On the UN General Assembly’s Historic Vote for LGBT Rights


History was made at the United Nations yesterday when 60 countries signed onto a General Assembly declaration in support of the decriminalization of homosexuality. France–which currently holds the rotating presidency of the European Union–spearheaded the resolution, which was a 13 point declaration “to ensure that sexual orientation or gender identity may under no circumstances be the basis for criminal penalties, in particular executions, arrests or detention.”

Opposing the resolution, were the United States, the Holy See, and members of the Organization of the Islamic Conference. This latter group issued its own statement claiming the declaration would ease restrictions against pedophilia. The United States couched its opposition in legal technicalities. “We are opposed to any discrimination, legally or politically,” said Alejandro D. Wolff, the deputy U.S. ambassador. “But the nature of our federal system prevents us from undertaking commitments and engagements where federal authorities don’t have jurisdiction.”

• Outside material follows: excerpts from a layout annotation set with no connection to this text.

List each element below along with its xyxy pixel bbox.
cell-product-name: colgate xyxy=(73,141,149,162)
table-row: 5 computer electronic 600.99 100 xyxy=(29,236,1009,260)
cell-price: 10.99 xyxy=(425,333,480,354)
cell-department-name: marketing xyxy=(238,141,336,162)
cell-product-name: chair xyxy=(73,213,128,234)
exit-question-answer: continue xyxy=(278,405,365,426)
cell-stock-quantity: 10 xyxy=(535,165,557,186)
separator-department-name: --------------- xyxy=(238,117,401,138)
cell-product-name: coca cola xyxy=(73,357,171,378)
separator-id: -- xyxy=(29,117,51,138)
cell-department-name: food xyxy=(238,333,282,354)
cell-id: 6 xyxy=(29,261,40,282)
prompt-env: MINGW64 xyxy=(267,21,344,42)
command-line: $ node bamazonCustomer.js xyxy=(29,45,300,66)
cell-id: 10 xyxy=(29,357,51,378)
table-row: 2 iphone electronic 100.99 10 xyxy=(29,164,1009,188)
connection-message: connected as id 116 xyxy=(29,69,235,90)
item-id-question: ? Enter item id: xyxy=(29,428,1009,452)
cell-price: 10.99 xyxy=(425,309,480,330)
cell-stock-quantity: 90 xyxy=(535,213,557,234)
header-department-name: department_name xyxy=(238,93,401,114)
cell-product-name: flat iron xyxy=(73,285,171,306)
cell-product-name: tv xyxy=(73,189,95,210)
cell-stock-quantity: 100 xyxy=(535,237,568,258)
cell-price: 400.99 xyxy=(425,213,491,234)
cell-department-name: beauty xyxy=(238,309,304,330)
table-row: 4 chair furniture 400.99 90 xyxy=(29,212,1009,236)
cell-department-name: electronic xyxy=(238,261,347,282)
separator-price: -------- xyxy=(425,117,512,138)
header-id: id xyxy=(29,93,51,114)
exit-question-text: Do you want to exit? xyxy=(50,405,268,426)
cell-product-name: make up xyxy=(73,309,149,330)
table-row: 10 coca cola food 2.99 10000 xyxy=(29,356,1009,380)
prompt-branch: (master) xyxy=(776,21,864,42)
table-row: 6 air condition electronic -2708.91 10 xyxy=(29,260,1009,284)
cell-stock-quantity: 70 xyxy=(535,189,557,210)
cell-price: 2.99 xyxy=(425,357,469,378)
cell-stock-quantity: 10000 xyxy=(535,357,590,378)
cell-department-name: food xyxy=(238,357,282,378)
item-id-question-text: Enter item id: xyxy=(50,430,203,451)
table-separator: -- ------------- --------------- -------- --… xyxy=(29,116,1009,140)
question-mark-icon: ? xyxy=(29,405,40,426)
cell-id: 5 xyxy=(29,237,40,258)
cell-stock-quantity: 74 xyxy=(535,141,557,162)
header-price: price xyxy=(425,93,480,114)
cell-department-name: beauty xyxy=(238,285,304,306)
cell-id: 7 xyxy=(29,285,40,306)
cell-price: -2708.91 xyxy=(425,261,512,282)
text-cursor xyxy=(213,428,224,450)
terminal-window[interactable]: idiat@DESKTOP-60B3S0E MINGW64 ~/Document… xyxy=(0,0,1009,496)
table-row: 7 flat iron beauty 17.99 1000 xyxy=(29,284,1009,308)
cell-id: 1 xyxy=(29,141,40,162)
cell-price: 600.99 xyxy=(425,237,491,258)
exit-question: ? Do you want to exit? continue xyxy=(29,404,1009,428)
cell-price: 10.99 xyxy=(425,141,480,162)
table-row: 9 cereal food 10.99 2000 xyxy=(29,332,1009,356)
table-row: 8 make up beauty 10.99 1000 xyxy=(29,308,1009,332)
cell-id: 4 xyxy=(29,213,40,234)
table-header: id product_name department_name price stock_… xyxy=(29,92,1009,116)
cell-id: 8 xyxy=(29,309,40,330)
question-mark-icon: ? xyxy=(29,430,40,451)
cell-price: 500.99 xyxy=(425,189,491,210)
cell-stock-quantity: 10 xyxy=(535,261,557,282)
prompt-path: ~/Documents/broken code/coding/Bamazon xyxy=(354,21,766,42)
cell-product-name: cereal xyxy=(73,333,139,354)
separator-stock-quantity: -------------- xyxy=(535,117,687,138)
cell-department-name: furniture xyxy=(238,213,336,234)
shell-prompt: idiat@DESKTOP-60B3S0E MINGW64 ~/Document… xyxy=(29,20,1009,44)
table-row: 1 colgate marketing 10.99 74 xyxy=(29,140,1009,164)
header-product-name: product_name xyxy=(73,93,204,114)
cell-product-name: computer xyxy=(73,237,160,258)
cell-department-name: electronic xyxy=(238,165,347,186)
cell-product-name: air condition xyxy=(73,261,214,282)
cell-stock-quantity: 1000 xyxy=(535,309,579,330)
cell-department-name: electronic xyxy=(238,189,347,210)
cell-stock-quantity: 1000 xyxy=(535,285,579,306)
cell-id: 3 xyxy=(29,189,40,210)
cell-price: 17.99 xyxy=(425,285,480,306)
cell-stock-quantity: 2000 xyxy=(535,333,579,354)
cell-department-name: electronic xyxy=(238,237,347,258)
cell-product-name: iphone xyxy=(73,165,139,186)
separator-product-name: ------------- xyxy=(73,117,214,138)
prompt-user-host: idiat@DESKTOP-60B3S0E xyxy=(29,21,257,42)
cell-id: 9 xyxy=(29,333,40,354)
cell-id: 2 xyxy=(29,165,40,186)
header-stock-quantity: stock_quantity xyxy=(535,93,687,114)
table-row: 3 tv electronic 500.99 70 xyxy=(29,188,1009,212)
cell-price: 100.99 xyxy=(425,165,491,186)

Despite the opposition, this was a pretty significant event for the United Nations–and for the world. A resolution like this is non-binding, meaning that it does not have the force of law anywhere. But in the long run these kinds of resolutions do help to foster the genesis of new legal norms and new human rights. The General Assembly resolution was the first step in what will be a ongoing process to decriminalize homosexuality and end LGBT discrimination on every country on the planet. Because this resolution was broadly supported by liberal democracies (including the E.U. most of Latin America and Commonwealth countries like New Zealand and Canada) pressure will steadily build to create a formal LGBT human rights framework. This is what liberal democracies do within the international system; they are hardwired to spread their ideals and extend the reach of international law. Once such a framework is built, it is only a matter of time before other countries begin to sign on.

A good guide for how this process works is the Convention on the Elimination of all forms of Discrimination Against Women (CEDAW) which was first proposed in 1976. Some thirty years later, there are 185 state parties to the convention–over 90% of UN member states. This does not mean that discrimination against women is now a thing of the past–far from it. But CEDAW has helped to make gender perspectives mainstream, both within and outside the UN system.

Most of the countries now opposed to an international agreement to decriminalize homosexuality will eventually soften their position. In a country like the United States, I suspect the pressure will steadily build from domestic sources. In countries without a strong civil society tradition, the pressure will be felt externally. Countries desire acceptance into the family of liberal democracies–and seek the benefits conferred from being in that family, like a seat at the table in various international fora–will be forced to shed their opposition. The few countries that hold out will become increasingly isolated.

This process will not happen over night, but Thursday’s historic vote was a big first step.